Médecin ORL libéral, c’est une de ses amies bénévoles à médecins du monde qui l’incite à utiliser son temps libre pour se consacrer au dessin et l’encourage à s’investir avec MdM, il y a 3 ans de ça.
Il propose alors d’agir pour la prévention pour des maladies comme le sida ou les hépatites, en faisant des affiches et dépliants avec des dessins, pour que les messages soient compris de tous, y compris de ceux qui ne savent pas lire ou qui ne parlent pas le français.
Charles Masson est un activiste solitaire, il accueil des personnes dans le besoin en temps que patients cinq à six fois par an, en leur mettant à disposition son cabinet croix roussien, ainsi que son matériel. Le reste de son temps, les soirs et week-end, il le passe à dessiner.
“Le seul truc que je pouvais faire de vraiment bien à MdM, c’était le dessin, car médecin ORL c’est une spécialité qui n’est pas très utile en humanitaire, les oreilles décollées au Cambodge, c’est pas une urgence”, ironise-t-il.
Charles Masson a toujours aimé le dessin, depuis enfant. La vocation d’être médecin ne lui est venu que très tard. Après avoir cherché pendant 10 ans une maison d’édition qui accepte de publier ses illustrations à caractère trop politique, il finit par signer chez Casterman en 2003. Mais avec ce qu’il gagne avec les ventes de BD, il lui faut « un petit boulot à côté ». Pour lui, c’est la médecine.
Il a mis 3 ans pour écrire le scénario et produire les dessins de Droit du sol son dernier ouvrager il fallait le faire un peu dans l’urgence.
« J’ai bossé à Mayotte, alors j’ai décidé de raconter ça ». Mayotte a été séparée des Comores pour devenir le 101ème département de France, mais les Comores continuent à réclamer l’île comme partie intégrante de l’archipel. Les quatre îles sont proches et en même temps très lointaines, de par leur situation économique.
En 2004, 20 000 personnes possèdent des papiers et 100 000 sont présentes sur l’île illégalement. Cela représente alors environ 80% de la population et le gouvernement du moment les renvoie. La majorité de ceux qui ont été renvoyés revenait sur de minuscules embarcations qui se renversaient. On estime qu’il y a 10 000 personnes noyées dans le lagon.
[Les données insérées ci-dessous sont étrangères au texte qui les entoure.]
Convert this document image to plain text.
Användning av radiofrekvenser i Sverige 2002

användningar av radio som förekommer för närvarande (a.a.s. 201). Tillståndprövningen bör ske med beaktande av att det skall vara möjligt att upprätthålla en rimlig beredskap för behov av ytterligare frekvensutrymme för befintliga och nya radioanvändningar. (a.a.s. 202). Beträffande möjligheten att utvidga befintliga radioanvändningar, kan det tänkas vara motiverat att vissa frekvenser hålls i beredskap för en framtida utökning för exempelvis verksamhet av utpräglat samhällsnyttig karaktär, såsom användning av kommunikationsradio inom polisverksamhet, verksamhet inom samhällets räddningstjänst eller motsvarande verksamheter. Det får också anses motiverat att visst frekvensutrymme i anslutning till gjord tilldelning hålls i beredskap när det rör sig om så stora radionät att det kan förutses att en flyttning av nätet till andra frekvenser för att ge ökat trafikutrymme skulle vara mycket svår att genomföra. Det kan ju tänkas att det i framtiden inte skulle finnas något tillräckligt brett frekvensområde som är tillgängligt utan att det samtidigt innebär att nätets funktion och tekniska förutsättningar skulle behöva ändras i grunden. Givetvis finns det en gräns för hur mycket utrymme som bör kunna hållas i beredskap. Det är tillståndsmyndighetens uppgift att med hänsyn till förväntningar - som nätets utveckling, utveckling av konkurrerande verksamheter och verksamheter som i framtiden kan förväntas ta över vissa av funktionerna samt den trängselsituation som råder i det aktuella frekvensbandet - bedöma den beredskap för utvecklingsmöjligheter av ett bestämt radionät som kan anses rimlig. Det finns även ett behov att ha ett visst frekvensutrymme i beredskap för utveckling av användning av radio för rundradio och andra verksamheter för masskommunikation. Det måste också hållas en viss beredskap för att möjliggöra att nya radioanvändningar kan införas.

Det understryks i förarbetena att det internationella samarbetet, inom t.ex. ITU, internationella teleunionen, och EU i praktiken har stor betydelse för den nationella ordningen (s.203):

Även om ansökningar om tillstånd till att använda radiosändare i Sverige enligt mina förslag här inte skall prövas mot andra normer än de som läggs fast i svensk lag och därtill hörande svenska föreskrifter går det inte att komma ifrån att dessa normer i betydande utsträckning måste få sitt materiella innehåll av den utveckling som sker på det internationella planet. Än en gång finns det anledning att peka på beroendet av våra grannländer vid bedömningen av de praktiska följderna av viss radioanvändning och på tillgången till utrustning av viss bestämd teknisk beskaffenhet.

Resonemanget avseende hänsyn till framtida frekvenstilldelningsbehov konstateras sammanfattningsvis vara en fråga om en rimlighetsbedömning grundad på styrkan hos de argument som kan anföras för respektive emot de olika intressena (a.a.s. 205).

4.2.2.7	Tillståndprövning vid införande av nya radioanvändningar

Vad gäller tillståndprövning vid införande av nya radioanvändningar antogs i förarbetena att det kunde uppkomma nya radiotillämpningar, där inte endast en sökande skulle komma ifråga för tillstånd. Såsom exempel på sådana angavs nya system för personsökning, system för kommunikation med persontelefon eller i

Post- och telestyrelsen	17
Charles Masson nous raconte que « les gens qui viennent sont chez eux, d’où le terme droit du sol, l’île d’en face est à 57km ! »
Les gens viennent des îles comoriennes pour aller en territoire où on vit un peu mieux. La bas les hôpitaux sont très vétustes avec du matériel sale, la maternité a fermé à Anjouan donc les femmes enceintes se déplacent à Mayotte.
Charles nous explique la limite entre pauvreté et misère : « tout le monde se considère comme pauvre mais la misère ne touche pas tout le monde, on parle de misère quand une mère de famille devient incapable de nourrir et de soigner ses enfants correctement, de pouvoir leur offrir une éducation, et enfin d’empêcher la plus grande de ses filles à se prostituer ».
Ce qui a fini de convaincre ce médecin de prendre son crayon pour illustrer la misère de cette population, c’est l’histoire racontée par une infirmière à Mayotte, comme quoi une femme fini par jeter son enfant à l’eau afin qu’il se taise, par peur de se faire attraper par la police. C’est la dernière page de la BD.
« Que ça se passe sur le territoire français et que la police qui la cherche c’est la tienne, bah tu fais un livre de 500 pages qui parle de ça. Le fait de finir sur un gamin qui se noie, c’est pour choquer, on s’en rappelle ! ». Une sorte de coup de poing graphique… Mais pour lui, l’engagement passe surtout par l’écriture : « c’est plus de la presse que de l’art, le seul intérêt, c’est l’écriture, mais je n’écris pas assez bien pour ne pas avoir besoin de faire de dessins, je ne suis pas un bon écrivain »
Chez MdM, Charles Masson est tout à fait conscient qu’il n’a personne à convaincre avec cet ouvrage, mais aimerais que son expo passe ailleurs et soit connue du grand public. Pour l’instant son œuvre a du mal à être acceptée car c’est un sujet jugé trop politique. Mais Charles Masson est déterminé et il serait apparemment en route pour le festival d’Angoulême. Il aimerait également pouvoir exposer à Mayotte.
Charles Masson a l’intention de sortir un nouveau bouquin, qui serait la suite la suite de Droit du sol, dans un peu plus de six mois. Il sera encore plus épais et veut aller encore plus loin.